Despite one or two reservations, this was a very good, fresh performance of Ein Deutsches Requiem. We heard two distinguished soloists and both the CBSO Chorus, trained by Julian Wilkins, and the orchestra were on excellent form. Mirga Gražinytė-Tyla and the CBSO are soon to embark on a tour of Germany and Austria. During the course of this they will perform Ein Deutsches Requiem twice in Vienna’s Musikverein on 15 and 16 March. They will be joined by tonight’s soloists but the CBSO Chorus won’t be making that particular trip: instead the orchestra will join forces with the Weiner Singverein.

John Quinn

Comments

Comments

  1. Cliff Haresign says:

    Hello John

    It’s me again!

    Thanks for your very thoughtful review of the Brahms Requiem. My wife and I were also in the audience. Like you, I have sung it several times, and I don’t remember ever being in the audience for it before, which is a quite different experience. I think, as a work, it is quite a hard ‘sell’ to an audience; as a performer you can enjoy countless little moments, but in the audience you have to take it as a whole.

    As you know, it is also quite brutal in its demands, especially for the sopranos and tenors. To sing the fugue in the 6th movement and still manage that glorious long line in the final movement takes a lot of doing, and I thought the sopranos and tenors did that wonderfully well. In fact, I think the Chorus sopranos are its crowning glory generally. Intonation and blend are generally excellent, and for this concert I thought the diction and quality of the German were also outstanding.

    I sang it the last time the Chorus did it a few years ago with Andrew Manze, and he took the fugues at a generally more ‘baroque’ tempo, which helps the choir a lot. Mirga certainly did the 3rd movement fugue at an exciting pace (!), but gave the choir no relief in that respect in the 6th movement.

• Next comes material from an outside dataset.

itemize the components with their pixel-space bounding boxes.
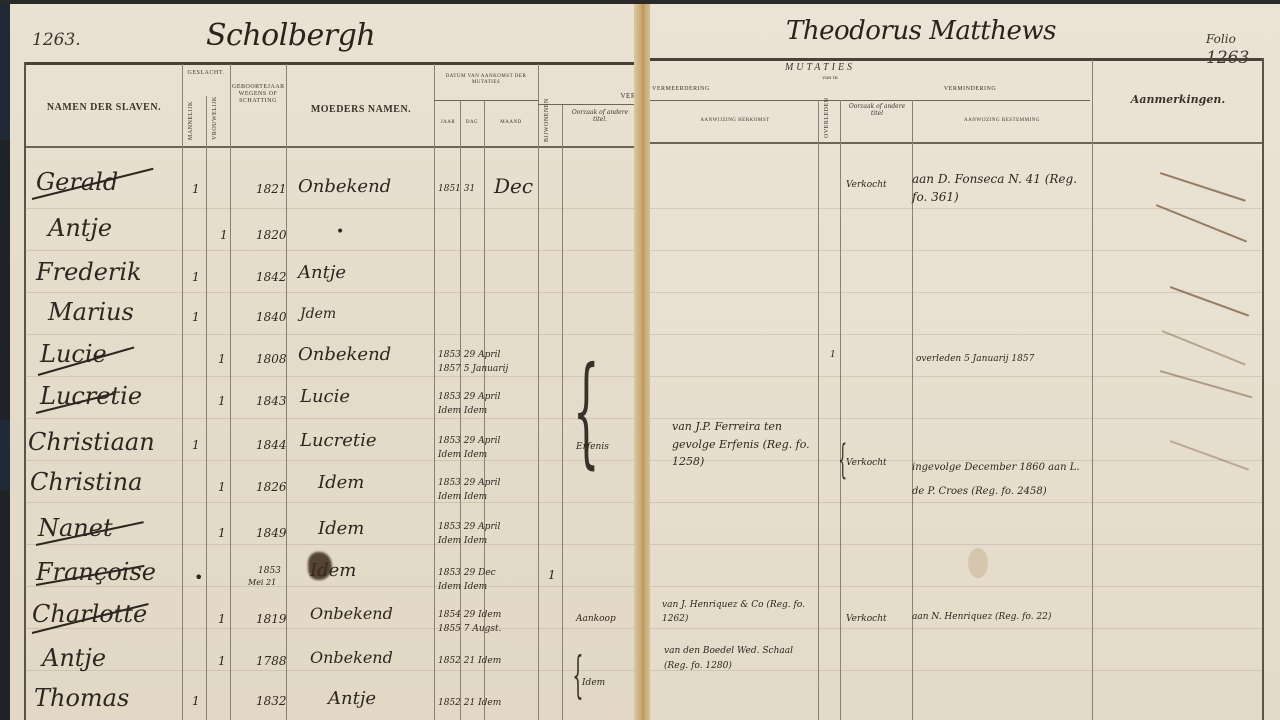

    Mirga may sometimes choose stylistic options which you can debate, but for sure there is always a logic to them, as you know. She is such an interesting musician.

    I had not heard the soloists before, and was looking forward to hearing Florian Boesch; I was not disappointed. He was very dramatic. I also thought Camilla Tilling sang beautifully, although her type of voice is not my favourite, but that is just a personal thing.

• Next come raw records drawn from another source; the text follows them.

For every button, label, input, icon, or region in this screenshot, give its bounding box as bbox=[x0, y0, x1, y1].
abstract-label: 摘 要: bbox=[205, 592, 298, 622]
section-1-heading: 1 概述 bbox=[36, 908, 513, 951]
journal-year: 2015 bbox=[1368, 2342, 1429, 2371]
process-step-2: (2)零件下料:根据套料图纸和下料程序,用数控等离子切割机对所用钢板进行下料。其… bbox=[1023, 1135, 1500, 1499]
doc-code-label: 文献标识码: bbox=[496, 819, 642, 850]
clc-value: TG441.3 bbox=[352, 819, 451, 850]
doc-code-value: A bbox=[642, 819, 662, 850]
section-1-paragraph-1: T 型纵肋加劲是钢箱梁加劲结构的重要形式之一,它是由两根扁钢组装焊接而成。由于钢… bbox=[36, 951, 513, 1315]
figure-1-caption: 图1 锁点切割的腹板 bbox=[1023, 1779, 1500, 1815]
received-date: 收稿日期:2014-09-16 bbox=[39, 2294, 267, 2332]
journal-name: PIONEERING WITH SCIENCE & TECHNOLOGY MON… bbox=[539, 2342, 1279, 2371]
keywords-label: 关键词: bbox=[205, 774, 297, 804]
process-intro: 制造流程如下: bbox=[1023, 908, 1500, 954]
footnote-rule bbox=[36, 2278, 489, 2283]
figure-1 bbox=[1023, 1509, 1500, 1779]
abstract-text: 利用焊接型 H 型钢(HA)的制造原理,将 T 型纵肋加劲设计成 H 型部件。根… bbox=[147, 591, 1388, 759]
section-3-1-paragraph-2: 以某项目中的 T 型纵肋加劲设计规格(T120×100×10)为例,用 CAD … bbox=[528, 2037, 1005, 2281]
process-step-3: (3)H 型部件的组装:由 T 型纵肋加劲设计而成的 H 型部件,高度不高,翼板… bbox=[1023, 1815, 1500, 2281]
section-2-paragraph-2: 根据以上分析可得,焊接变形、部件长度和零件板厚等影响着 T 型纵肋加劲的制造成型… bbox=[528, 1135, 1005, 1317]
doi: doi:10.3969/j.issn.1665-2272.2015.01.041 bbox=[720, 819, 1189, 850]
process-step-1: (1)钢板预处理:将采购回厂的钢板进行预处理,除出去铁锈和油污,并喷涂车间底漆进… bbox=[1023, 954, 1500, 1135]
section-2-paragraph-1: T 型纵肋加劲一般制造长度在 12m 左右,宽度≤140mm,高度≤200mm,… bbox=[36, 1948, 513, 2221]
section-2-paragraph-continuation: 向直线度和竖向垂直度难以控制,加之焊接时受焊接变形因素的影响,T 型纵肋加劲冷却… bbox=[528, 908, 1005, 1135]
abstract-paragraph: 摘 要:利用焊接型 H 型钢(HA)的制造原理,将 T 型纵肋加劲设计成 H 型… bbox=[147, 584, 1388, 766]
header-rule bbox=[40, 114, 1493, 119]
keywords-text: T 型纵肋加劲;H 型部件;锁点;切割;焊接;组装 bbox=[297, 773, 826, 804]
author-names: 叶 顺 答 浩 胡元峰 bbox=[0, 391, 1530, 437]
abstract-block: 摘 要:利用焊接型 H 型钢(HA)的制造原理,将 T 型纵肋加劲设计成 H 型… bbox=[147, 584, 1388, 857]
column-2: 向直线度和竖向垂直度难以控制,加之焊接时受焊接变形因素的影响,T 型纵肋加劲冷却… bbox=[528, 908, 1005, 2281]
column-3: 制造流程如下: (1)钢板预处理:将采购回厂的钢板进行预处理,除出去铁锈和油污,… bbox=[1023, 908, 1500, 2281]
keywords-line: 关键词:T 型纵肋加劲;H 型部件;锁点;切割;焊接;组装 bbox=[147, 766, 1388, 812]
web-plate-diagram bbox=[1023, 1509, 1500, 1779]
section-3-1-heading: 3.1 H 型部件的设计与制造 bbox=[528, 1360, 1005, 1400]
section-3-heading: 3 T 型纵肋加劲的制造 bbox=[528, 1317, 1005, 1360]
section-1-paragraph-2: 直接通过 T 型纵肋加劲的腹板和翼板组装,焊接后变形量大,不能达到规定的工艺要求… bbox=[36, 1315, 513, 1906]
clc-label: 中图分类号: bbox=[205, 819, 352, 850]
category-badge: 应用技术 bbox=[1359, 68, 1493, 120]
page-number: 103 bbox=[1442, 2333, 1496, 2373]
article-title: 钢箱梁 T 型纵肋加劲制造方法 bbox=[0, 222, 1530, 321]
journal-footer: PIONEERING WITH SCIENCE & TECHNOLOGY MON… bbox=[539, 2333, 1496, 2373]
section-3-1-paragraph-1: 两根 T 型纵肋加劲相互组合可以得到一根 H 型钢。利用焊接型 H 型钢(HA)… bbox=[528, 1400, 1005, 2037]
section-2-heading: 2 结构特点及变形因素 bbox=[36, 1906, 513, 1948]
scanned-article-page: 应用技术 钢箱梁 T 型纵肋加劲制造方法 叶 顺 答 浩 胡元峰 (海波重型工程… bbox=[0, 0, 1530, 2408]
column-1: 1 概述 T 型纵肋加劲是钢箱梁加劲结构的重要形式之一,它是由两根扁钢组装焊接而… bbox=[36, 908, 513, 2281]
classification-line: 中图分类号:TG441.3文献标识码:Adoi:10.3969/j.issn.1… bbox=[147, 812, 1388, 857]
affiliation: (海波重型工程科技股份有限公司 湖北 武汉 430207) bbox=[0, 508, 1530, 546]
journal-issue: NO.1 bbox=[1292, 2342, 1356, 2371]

    I felt the orchestra was totally committed, which is not always the case with an orchestra in a choral work. They really are a joy to listen to. It’s a pity the Chorus is not going to Vienna with them; Vienna’s loss!

    In terms of criticism, I think we are both are looking at the minutiae of the performance, but should also remind ourselves how lucky we are to hear a work like this performed at this level in such a wonderful hall.

    All the best,
    Cliff.

  2. John Quinn says:

    Cliff,

    Thank you for your thoughtful comments. I don’t disagree with anything you say, least of all your final paragraph.

    I think your point about the work being something of a ‘sell’ to audiences is well made. Wednesday’s spirited performance was (rightly) the antithesis to those who mistakenly regard the work as “morose”.

    I’m a tenor myself so I know what demands Brahms places on that section of the choir – and the sopranos are also consistently challenged, as you observe – but it’s all very rewarding to sing.